The lessons from this style of tech reporting go beyond journalism. The legal academy is used to starting with an argument about where the law should go. From this viewpoint, the scientific method—which moves only toward an argument if one is suggested by evidence—can seem a strange beast. But it need not be. For years, legal scholars have been developing work that surveys the harms of technology and uses that evidence to argue for change. Danielle Citron has spent her career documenting the dark side of the internet, and most recently she and Benjamin Wittes have examined the harm done by bad Samaritans on the Internet to argue for reforming certain types of regulation. Mary Anne Franks has done similar work documenting nonconsensual pornography in working to try and put an end to it through new state and federal legislation. Ari Ezra Waldman has used interviews and primary source research within the privacy industry to demonstrate how current privacy laws fail to deliver on their promise to protect people.
But there is much, much more room for more descriptive work on what these large technology companies are actually doing to govern us, so that we can best know how to respond. “You can’t solve a problem unless you precisely diagnose it,” says Angwin. “I see my job as trying to diagnose it.” This is where the pioneering journalism of Angwin and Hill can meet with that of existing legal scholars: The task for scholars is to learn new quantitative and qualitative empirical ways to see what tech is so that they can address the ways in which tech fails us as a society.
Right now, this approach is somewhat rare in legal scholarship, but it is not at all new. Among the categories of legal scholarship Martha Minow identifies in her famous essay, “Archetypal Legal Scholarship: A Field Guide,” are two that seem particularly apt for law and tech academia. These types of “[t]est a proposition about society … that is used by lawyers or assumed in legal sources” through empirical investigation—along with work that will “study, explain, and assess legal institutions, systems, or institutional actors” using “historical, anthropological, sociological or economic analysis” to expose complexity and “gaps between theories and practice.” It’s just this type of work that can address the technology companies that govern the public.
Legal scholarship on big tech does not have to fit into one of Minow’s categories, but often it naturally does. What’s more, when it does, it can produce valuable results. In my 2018 article “The New Governors: The People, Rules, and Processes Governing Online Speech,” I used dozens of interviews and primary source documents to argue that large online speech platforms such as Facebook, Twitter, and Google were essentially systems of governance on our freedom of expression. For upcoming papers, I’m embedding for weeks at a tech company to write a similar history and system explanation in the hopes that it will lead to better policy and regulation, and using large data sets to explore the phenomenon of virality.

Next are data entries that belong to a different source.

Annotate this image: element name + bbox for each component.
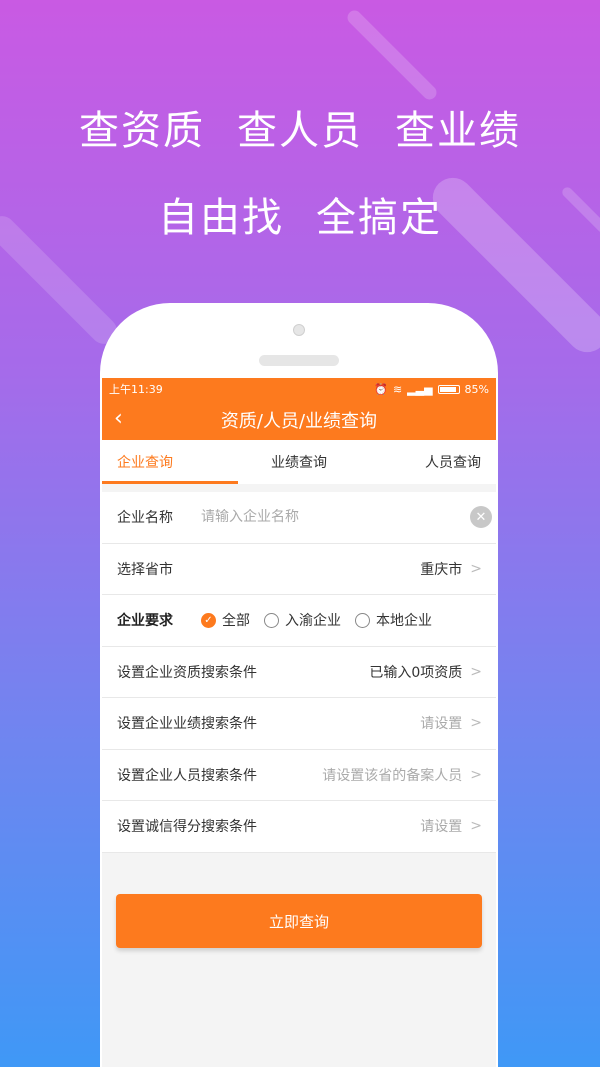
signal-icon: ▂▃▅ xyxy=(407,382,433,396)
radio-entering-chongqing[interactable]: 入渝企业 xyxy=(264,610,341,630)
performance-row[interactable]: 设置企业业绩搜索条件 请设置 > xyxy=(102,698,496,750)
app-screen: 上午11:39 ⏰ ≋ ▂▃▅ 85% ‹ 资质/人员/业绩查询 企业查询 业绩… xyxy=(102,378,496,1067)
company-name-label: 企业名称 xyxy=(117,510,173,527)
credit-label: 设置诚信得分搜索条件 xyxy=(117,819,257,836)
alarm-icon: ⏰ xyxy=(374,382,388,396)
battery-percent: 85% xyxy=(464,382,489,396)
company-name-row: 企业名称 ✕ xyxy=(102,492,496,544)
submit-query-button[interactable]: 立即查询 xyxy=(116,894,482,948)
headline-line-1: 查资质 查人员 查业绩 xyxy=(0,98,600,156)
headline-text: 自由找 xyxy=(158,195,284,241)
chevron-right-icon: > xyxy=(470,663,482,680)
tab-personnel-query[interactable]: 人员查询 xyxy=(360,440,496,484)
headline-line-2: 自由找 全搞定 xyxy=(0,185,600,243)
radio-label: 入渝企业 xyxy=(285,613,341,630)
chevron-right-icon: > xyxy=(470,766,482,783)
province-label: 选择省市 xyxy=(117,561,173,578)
battery-icon xyxy=(437,384,460,394)
tab-bar: 企业查询 业绩查询 人员查询 xyxy=(102,440,496,484)
tab-label: 业绩查询 xyxy=(270,455,327,471)
province-value: 重庆市 xyxy=(420,561,463,578)
qualification-value: 已输入0项资质 xyxy=(369,664,463,681)
tab-performance-query[interactable]: 业绩查询 xyxy=(238,440,359,484)
performance-value: 请设置 xyxy=(420,716,463,733)
qualification-row[interactable]: 设置企业资质搜索条件 已输入0项资质 > xyxy=(102,646,496,698)
radio-circle-icon xyxy=(355,612,370,628)
chevron-left-icon[interactable]: ‹ xyxy=(114,406,123,431)
check-icon: ✓ xyxy=(201,612,216,628)
personnel-row[interactable]: 设置企业人员搜索条件 请设置该省的备案人员 > xyxy=(102,749,496,801)
speaker-grille xyxy=(259,355,339,366)
credit-row[interactable]: 设置诚信得分搜索条件 请设置 > xyxy=(102,801,496,853)
decor-stripe xyxy=(344,7,440,103)
status-bar: 上午11:39 ⏰ ≋ ▂▃▅ 85% xyxy=(102,378,496,400)
performance-label: 设置企业业绩搜索条件 xyxy=(117,716,257,733)
wifi-icon: ≋ xyxy=(392,382,403,396)
province-row[interactable]: 选择省市 重庆市 > xyxy=(102,543,496,595)
clear-icon[interactable]: ✕ xyxy=(470,506,492,529)
radio-local[interactable]: 本地企业 xyxy=(355,610,432,630)
radio-circle-icon xyxy=(264,612,279,628)
tab-company-query[interactable]: 企业查询 xyxy=(102,440,239,484)
radio-all[interactable]: ✓ 全部 xyxy=(201,610,250,630)
credit-value: 请设置 xyxy=(420,819,463,836)
title-bar: ‹ 资质/人员/业绩查询 xyxy=(102,400,496,440)
personnel-value: 请设置该省的备案人员 xyxy=(322,767,463,784)
radio-label: 本地企业 xyxy=(376,613,432,630)
chevron-right-icon: > xyxy=(470,715,482,732)
radio-label: 全部 xyxy=(222,613,250,630)
requirement-label: 企业要求 xyxy=(117,613,173,630)
headline-text: 全搞定 xyxy=(316,195,442,241)
chevron-right-icon: > xyxy=(470,818,482,835)
camera-dot xyxy=(293,324,305,336)
company-name-input[interactable] xyxy=(201,509,470,526)
headline-text: 查资质 xyxy=(79,108,205,154)
headline-text: 查业绩 xyxy=(395,108,521,154)
page-title: 资质/人员/业绩查询 xyxy=(220,411,378,432)
status-time: 上午11:39 xyxy=(109,383,163,396)
requirement-row: 企业要求 ✓ 全部 入渝企业 本地企业 xyxy=(102,595,496,647)
tab-label: 人员查询 xyxy=(424,455,481,471)
chevron-right-icon: > xyxy=(470,560,482,577)
tab-label: 企业查询 xyxy=(117,455,173,471)
headline-text: 查人员 xyxy=(237,108,363,154)
qualification-label: 设置企业资质搜索条件 xyxy=(117,664,257,681)
personnel-label: 设置企业人员搜索条件 xyxy=(117,767,257,784)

This work is tiring, time consuming and expensive. (I had to fund my projects with grants, a rare thing for a legal academic.) But, like Hill’s and Angwin’s work, it also takes these companies out of the world of theory and into reality. We don’t have to imagine what these companies are doing and what harms come at what benefits—we can actually know. And knowing is where addressing the problems caused by big tech begins.